We repaired more than 90 hospitals, medical facilities and a large number of educational sites. Some of my happiest visits were to renovated schools. More than 700 schools needed repairs in the Donbas area of the east. Many schools and kindergartens had windows blown out by fighting. Our loans insulated school walls, added windows and doors, replaced roofs and electrical wiring, repaired water pipes, installed fire sprinkler systems, added equipment and furniture. We restored libraries and fixed women’s centres, shelters and sports facilities. One sports centre had more than 600 athletes, including a teenage girl who recently won an international championship in karate in Dublin. We replaced overhead cables and gantries for a tram system that was bullet riddled.
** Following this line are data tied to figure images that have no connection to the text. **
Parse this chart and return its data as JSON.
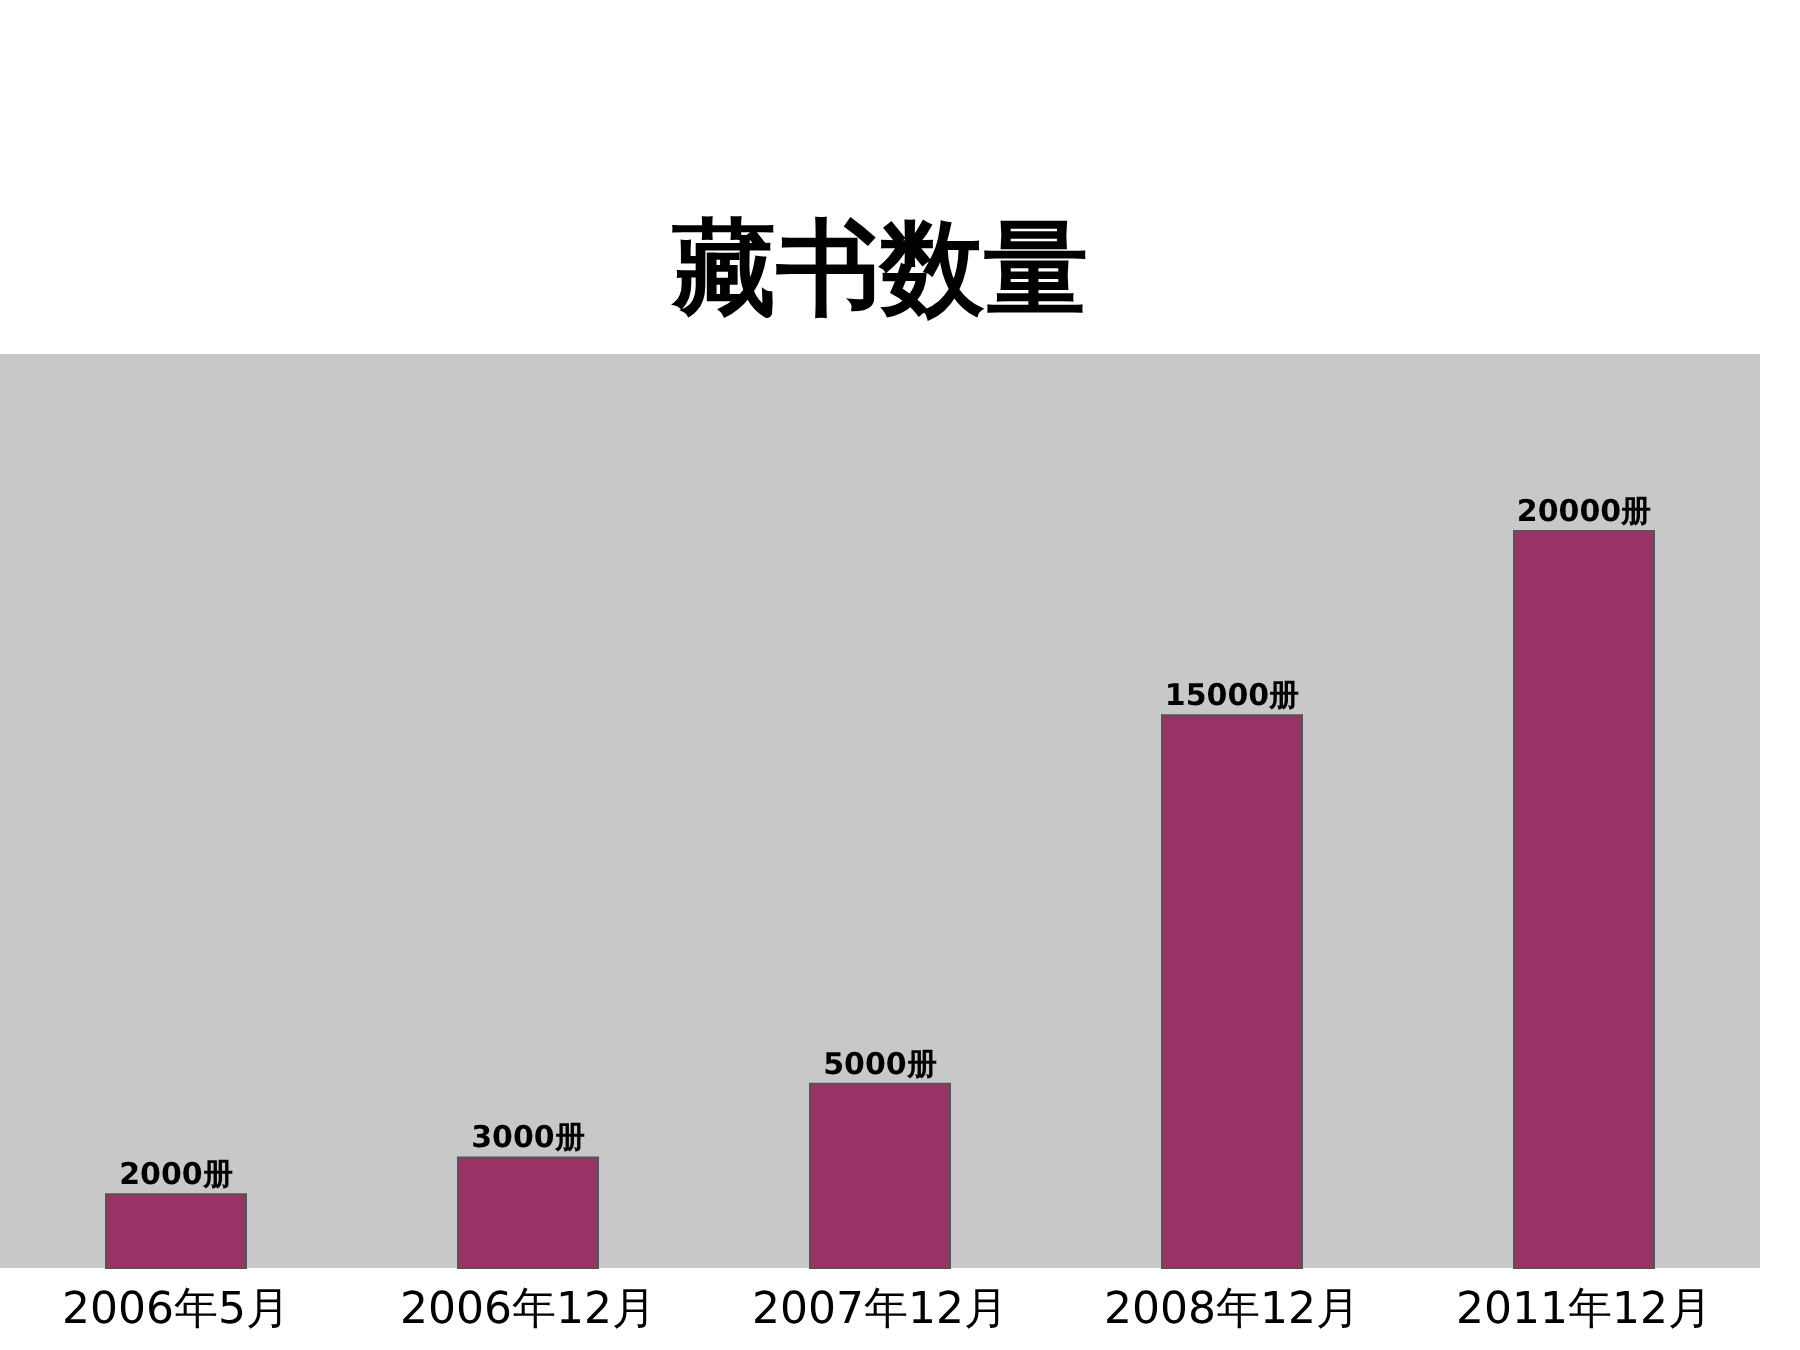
{
  "chart_data": {
    "type": "bar",
    "title": "藏书数量",
    "categories": [
      "2006年5月",
      "2006年12月",
      "2007年12月",
      "2008年12月",
      "2011年12月"
    ],
    "values": [
      2000,
      3000,
      5000,
      15000,
      20000
    ],
    "value_labels": [
      "2000册",
      "3000册",
      "5000册",
      "15000册",
      "20000册"
    ],
    "color": "#993366"
  }
}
We approved projects as small as €20,000 and as big as €5 million.
Many of these projects have been bombed and damaged again in recent fighting. Two schools we were renovating in Volnovakha, in the Donetsk area, were levelled. More than 100 of our projects have been damaged in the areas where Russian forces are in control. We had rebuilt 17 buildings (hospitals, kindergartens, schools) in Mariupol, a town that has been mostly destroyed.
Before Russia invaded Ukraine in February, we had approved a second recovery loan worth €340 million and received about 900 new project proposals. Many projects were related to rehabilitation, but the new need will be rebuilding. We will have to start over from scratch on many schools, hospitals, town halls, libraries, heating systems and water treatment plants.
I saw big changes in peoples’ attitudes while I lived and worked in the country, especially in the east. The European Investment Bank built the trust of the local mayors and governors, because people saw that when we sign onto a project, we start quickly and we finish it.
When we first started working in the east in 2015, up to 70% of the people in some of the areas might have been pro-Russian and negative about Ukraine and the European Union. Pro-Russian support has fallen to about 30% over the past few years. People could clearly see Russia wasn’t investing a lot in the occupied areas. Today, Russian support is still falling in these communities. The people are sickened by the destruction and loss of life caused by the current conflict.
More important than our work is the perception of us — what the local people think about Europe and the assistance we provide. That is what has changed dramatically and what will last after this conflict ends. We can always rebuild, but it takes a long time to get local people to support and understand us. We achieved this and are ready to build on it at any time.